Control of a Center-Out Reaching Task Using a Reinforcement Learning Brain-Machine Interface

I am a bit puzzled why this paper is published in 2011, after the DiGiovanna 2009, when the experiment less complicated, but with the same premise. I speculate it might be this paper demonstrates RLBMI experiments in rhesus monkeys, instead of rats.

From the abstract: Neural recordings obtained from the primary motor cortex were used to adapt a decoder using only sequences of neuronal activation and reinforced interaction withe the environment. From a naive state, the system was able to achieve 100% of the targets (in a center-out reaching task) without any a priori knowledge of the correct neural-to-motor mapping. Results show that the coupling of motor and reward information in an adaptive BMI decoder has the potential to create more realistic and functional models necessary for future BMI control.

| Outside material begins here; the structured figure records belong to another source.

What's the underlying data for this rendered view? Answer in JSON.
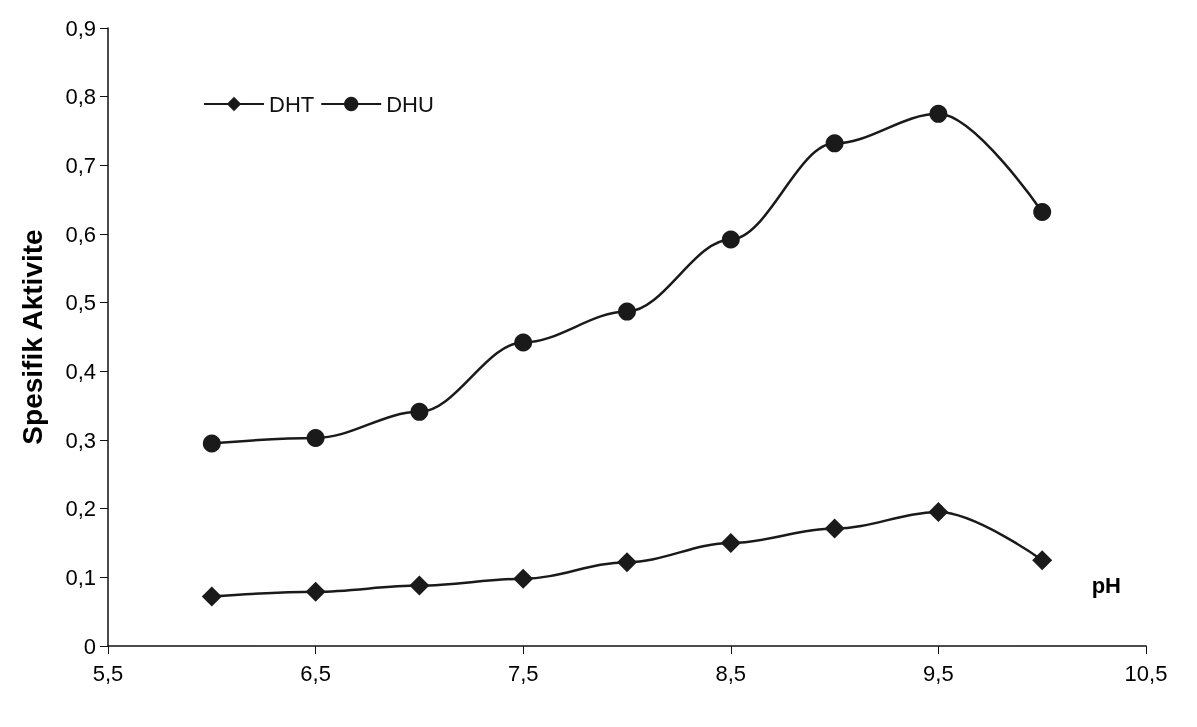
{
  "chart_data": {
    "type": "line",
    "xlabel": "pH",
    "ylabel": "Spesifik Aktivite",
    "xlim": [
      5.5,
      10.5
    ],
    "xticks": [
      {
        "value": 5.5,
        "label": "5,5"
      },
      {
        "value": 6.5,
        "label": "6,5"
      },
      {
        "value": 7.5,
        "label": "7,5"
      },
      {
        "value": 8.5,
        "label": "8,5"
      },
      {
        "value": 9.5,
        "label": "9,5"
      },
      {
        "value": 10.5,
        "label": "10,5"
      }
    ],
    "ylim": [
      0,
      0.9
    ],
    "yticks": [
      0,
      {
        "value": 0.1,
        "label": "0,1"
      },
      {
        "value": 0.2,
        "label": "0,2"
      },
      {
        "value": 0.3,
        "label": "0,3"
      },
      {
        "value": 0.4,
        "label": "0,4"
      },
      {
        "value": 0.5,
        "label": "0,5"
      },
      {
        "value": 0.6,
        "label": "0,6"
      },
      {
        "value": 0.7,
        "label": "0,7"
      },
      {
        "value": 0.8,
        "label": "0,8"
      },
      {
        "value": 0.9,
        "label": "0,9"
      }
    ],
    "x": [
      6,
      6.5,
      7,
      7.5,
      8,
      8.5,
      9,
      9.5,
      10
    ],
    "series": [
      {
        "name": "DHT",
        "color": "#1a1a1a",
        "marker": "diamond",
        "values": [
          0.072,
          0.079,
          0.088,
          0.098,
          0.122,
          0.15,
          0.171,
          0.195,
          0.125
        ]
      },
      {
        "name": "DHU",
        "color": "#1a1a1a",
        "marker": "circle",
        "values": [
          0.295,
          0.303,
          0.341,
          0.442,
          0.487,
          0.592,
          0.732,
          0.775,
          0.632
        ]
      }
    ],
    "legend": "top left",
    "grid": false,
    "line_style": "solid"
  }
}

Experiment: A single monkey trained to perform a center-out reaching task (to two targets in one trial, sequentially) with arm attached to exoskeleton arm (presumable so that during brain-control, the exoskeleton may preven the arm from moving. Unfortunately nothing about arm movements during brain-control were described). Monkey implanted in S1, M1, and PMd representing the right shoulder and elbow regions with Utah arrays (450um inter-electrode spacing). From 96 channels, sort between 190-240 units.

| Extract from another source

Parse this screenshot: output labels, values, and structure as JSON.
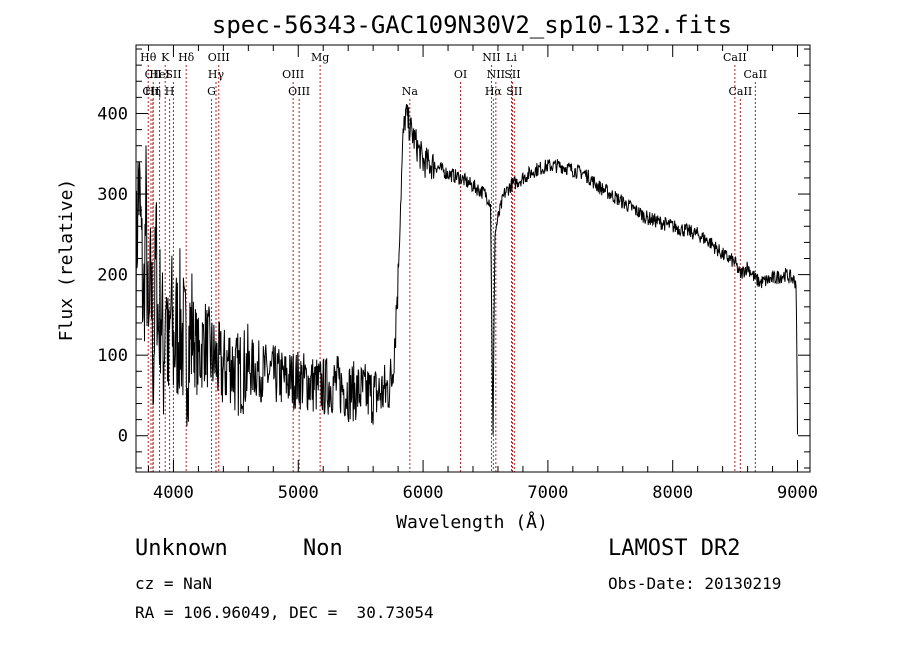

Decoder: Reinforcement learning with a multilayer perceptron neural network (MLP). Adaptation is focused on maximizing rewards through successful completion of the trials by the agent. The agent/BMI controller modeled its cursor control probelm as a Markov Decision Process (MDP), characterized by neural modulation as state s (neural data corresponding to all the units) and discrete movements performed by the RL agent as actions a - (in the experiment simply as one of the 8 directions in which the targets can be). Each action in a state will change the state of the environment with a certain probability - the transition probability. The agent expects a reward r when taking an action given a state. Q-learning is used to approximate this reward function, and the MLP is used to map state-action pairs to their expected reward values.

\[\begin{align} P^{a}\_{ss^{\prime}} & = Pr \lbrace s\_{t+1}=ss^{\prime}|s\_t=s,a_t=a\rbrace \\ R^{a}\_{ss^{\prime}} & = E\lbrace r\_{t+1}|s\_t=s,a\_t=a,s\_{t+1}=s^{\prime}\rbrace\\ Q(s\_t,a\_t) & \gets Q(s\_t,a\_t)+\alpha(r\_{t+1}+\gamma\max\_{a}(Q(s\_{t+1},a)-Q(s\_t,a\_t))) \end{align}\]

Results: Performance evolves and improves over time from the ranodmized initialization state. Accuracy around 97%. But this task is easily done with a simple logistic regression classifier. They make the distinction that the decoder here does not require an a priori training signal, as the feedback is whether the action was correct. While this demonstration is not so impressive, under more complex experiments, RL can potentially be much more useful than supervised learning method.

But again, no neural data is shown.

References to Read (not too urgent)

  • K. V. Shenoy, D. Meeker, S. Cao, S. A. Kureshi, B. Pesaran, C. A. Buneo, A. P. Batista, P. P. Mitra, J. W. Burdick, and R. A. Andersen, “Neural prosthetic control signals from plan activity”, NeuroReport, vol. 14, pp. 591-597, 2003.
  • Y. Gao, M. J. Black, E. Bienenstock, W. Wu, and J. P. Donoghue, “A quantitative comparison of linear and non-linear models of motor cortical activity for the encoding and decoding of arm motions”, in The 1st International IEEE EMBS Conference on Neural Engineering, Capri, Italy, 2003.